Tengo un amigo que acaba de perder a su mujer. Al ser con el que más ha estado unido en los últimos 35 años. La persona con la que ha compartido dos terceras partes de su vida. Deja escapar unas tímidas lágrimas en torno a un café y un pitillo mientras rememora con ternura que sí, que siente su ausencia, pero confiesa que ha vivido una despedida plena porque no han eludido ningún asunto relacionado con el tránsito que ambos tenían por delante en los últimos meses. Que en el adiós no han dado cosas por supuesto. Que se han cumplido todos los deseos expresados en momentos de conciencia. Transparenta, casi sin nombrarlo, que a su condición de esposa y madre ha unido ese don natural que solo vosotras, las mujeres, poseéis: el sentido práctico de todo lo que acontece, por muy complejo que parezcan los retos a alcanzar€ o cuando menos, a cubrir.

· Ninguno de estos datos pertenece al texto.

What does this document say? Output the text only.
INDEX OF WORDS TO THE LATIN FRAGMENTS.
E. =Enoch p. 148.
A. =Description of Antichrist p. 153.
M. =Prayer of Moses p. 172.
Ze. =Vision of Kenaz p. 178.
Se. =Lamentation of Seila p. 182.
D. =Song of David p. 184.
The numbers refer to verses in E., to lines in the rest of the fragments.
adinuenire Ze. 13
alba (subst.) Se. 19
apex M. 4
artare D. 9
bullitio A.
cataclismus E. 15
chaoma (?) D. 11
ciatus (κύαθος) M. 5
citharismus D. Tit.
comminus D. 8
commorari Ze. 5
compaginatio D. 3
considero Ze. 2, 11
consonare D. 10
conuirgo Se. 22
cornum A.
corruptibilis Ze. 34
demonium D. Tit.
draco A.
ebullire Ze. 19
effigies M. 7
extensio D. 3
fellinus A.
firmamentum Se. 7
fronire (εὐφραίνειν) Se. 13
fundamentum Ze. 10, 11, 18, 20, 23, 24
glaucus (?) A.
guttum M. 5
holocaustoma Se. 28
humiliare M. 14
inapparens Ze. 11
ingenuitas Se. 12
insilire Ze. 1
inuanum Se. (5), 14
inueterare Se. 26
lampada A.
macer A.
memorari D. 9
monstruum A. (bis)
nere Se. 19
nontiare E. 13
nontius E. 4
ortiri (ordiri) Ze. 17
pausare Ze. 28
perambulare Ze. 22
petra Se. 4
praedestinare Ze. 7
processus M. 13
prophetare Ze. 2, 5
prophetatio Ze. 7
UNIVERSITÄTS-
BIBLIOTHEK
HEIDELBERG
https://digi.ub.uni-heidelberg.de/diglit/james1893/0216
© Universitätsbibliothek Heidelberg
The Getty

Al hilo de este tiempo de compañía y diálogo sincero viene a mi mente la experiencia de la muerte de seres queridos y aquellas cosas que no fui capaz de expresar en vida. Esos gestos, esas actitudes, esas palabras, esos detalles, que parecen ir unidos a las relaciones humanas, a esas en las que damos muchas cuestiones por supuesto. Como que un hijo quiere a sus padres, o que los padres quieren a su descendencia y por eso no es necesario que ambas partes lo digan muchas veces, cuando en ocasiones no llegan a casi una. O esa profesora o maestro que te ha hecho amar la literatura, emocionarte ante un experimento en el laboratorio, descifrar una ecuación, descubrir otros mundos o conocer el sentido de la vida para los antepasados€ y a los que nunca le has dado las gracias. A los que jamás expresaste una muestra de reconocimiento, de gratitud. Aunque fuese una simple sonrisa, una mirada o un gesto de respeto por haberte transmitido el amor a su trabajo y ejercerlo con vocación.

Un ´muchas gracias´ al conductor del autobús, un saludo a quien barre tu calle cada mañana o a quien pide en la puerta del ´mercadona´ o en la de tu iglesia, mirándole a los ojos, porque no hay nada peor que la invisibilidad social. A quien limpia tu oficina, protege tu edificio, te sirve el café o te despacha en la gasolinera o en la tienda, te atiende detrás de un mostrador, cuida de tus hijos o de tus viejos. Un gesto de agradecimiento a quien tiene la valentía de no desfallecer en las mil y una batallas sociales de cuyos resultados te vas a beneficiar tú y los tuyos.

No, no cuesta tanto. Es más sencillo de lo que parece expresar lo que se siente, por encima de supuestos convencionalismos, para demostrar que estamos vivos. Que somos capaces de vibrar por un proyecto, por un desafío, por una aventura cotidiana en la que cada uno de nosotros y de nosotras seamos protagonistas. Y que, además, hagamos partícipes al otro de lo que vivimos. No dar nada por supuesto lleva consigo ser consciente, no pasar por la vida sin pena ni gloria, sino percibir cualquier emoción y sentimiento, congraciarte con ellos, y transmitirlos.

En definitiva, palpar cada instante como si fuera el último del resto de la existencia, el último del comienzo de la vida.